Optimization of a pathway by modulating the expression of enzymes can be achieved at different levels. The first level is to modulate the DNA copy number of genes via changing the replication origin of their vectors which can interruptedly vary >100-fold [9]. The second level is to adjust the control elements (e.g. promoter, RBS) of the genes. A promoter library can vary the expression of enzymes more than hundreds fold at the transcriptional level, while a RBS library can vary the expression of enzymes up to 100,000-fold at the translational level [10]. Recently, the RBS calculator software was developed to predict the translational activity from the sequence, which can rationally design a few of RBS variants to cover a large dynamic range of activity [11]. Unfortunately, the functions of these control elements are affected by the growth condition of their host cells [12]. For the bacterium, several genes are usually organized in a co-transcribed operon, and the first gene in the operon is expressed much higher than the last one [13]. Thus, the order of genes in an operon as the third level can be modulated to balance the expression of enzymes [14]. Moreover, a same-function enzyme from different organism could have different solubility, stability, kinetic properties and substrate specificity, thus the source of enzyme as the forth level can be optimized by choosing the different coding sequences from various species [15].

Based on the length of the above targets, they can be classified into two groups: short-targets (<50 bp) and long-targets (>500 bp). The short-targets include promoter and RBS, while the long-targets contain the replication origin of the vector and the coding sequence of enzymes. When constructing the combinatorial libraries, the short-targets can be easily designed into the chemically synthesized DNA oligo, but the long-targets must be cloned into vectors or amplified by PCR. For optimizing a metabolic pathway, most of the past work focused on varying one of the above targets, although there is few work had strived to simultaneously manipulate more than one target [16].

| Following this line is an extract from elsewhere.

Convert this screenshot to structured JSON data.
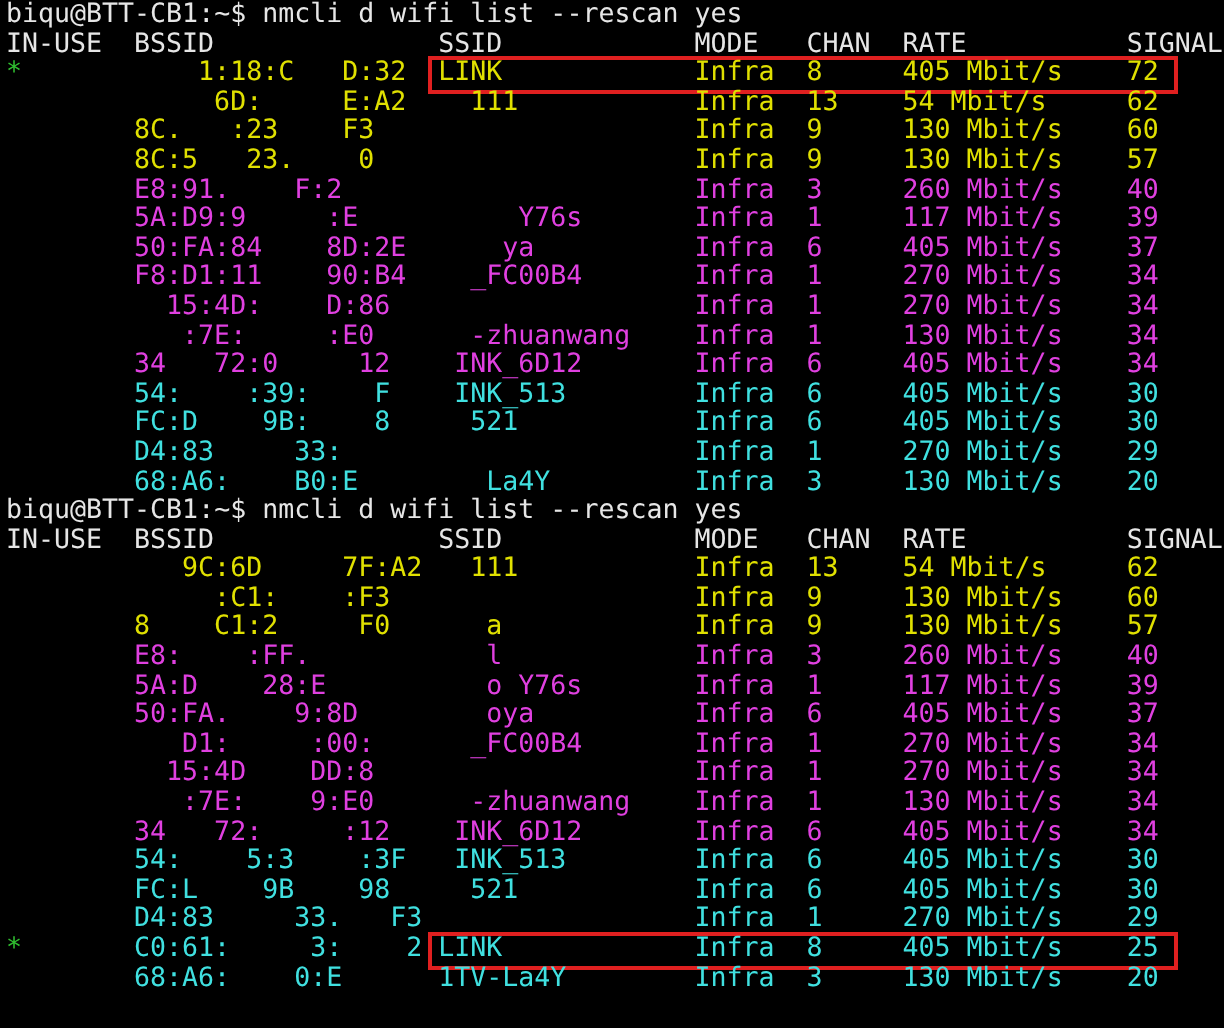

Recently, the advanced DNA assembly methods have been harnessed to construct the combinatorial library for optimizing the metabolic pathways. These approaches include Gibson assembly method [17], Golden Gate assembly [18], Serine integrase recombination assembly (SIRA) [19], Cross-Lapping in Vitro Assembly (CLIVA) method [20], single strand assembly (SSA) method [6], Paperclip [21], VEGAS [22], YeastFab [23], Randomized BioBrick Assembly [24] and so on. Most of these approaches have capability to modulate one or more of the above targets by introducing the short-targets in the PCR primers and acquiring the long-targets from the PCR amplification, using Gibson method or homologous recombination for the ultimate assembly. However, the PCR amplification of large DNA fragments (>2 k bp) would introduce some undesired mutations into the DNA sequence of the pathway [7, 25]. In these methods, short-targets are hybridized with long-target, so PCR amplification is always needed for a different assembly order or a different short-target, such as a different strength RBS. As a PCR-free method, the Golden Gate assembly not only needs one more sub-cloning step for all the DNA fragments, but also introduces zipcodes to connect the fragments as pre-defined orders. If ones want to change the order of DNA fragments, they must repeat the laborious sub-cloning process. So a PCR-free and zipcode-free DNA assembly method is still desired to modulate the multiple targets of pathway optimization.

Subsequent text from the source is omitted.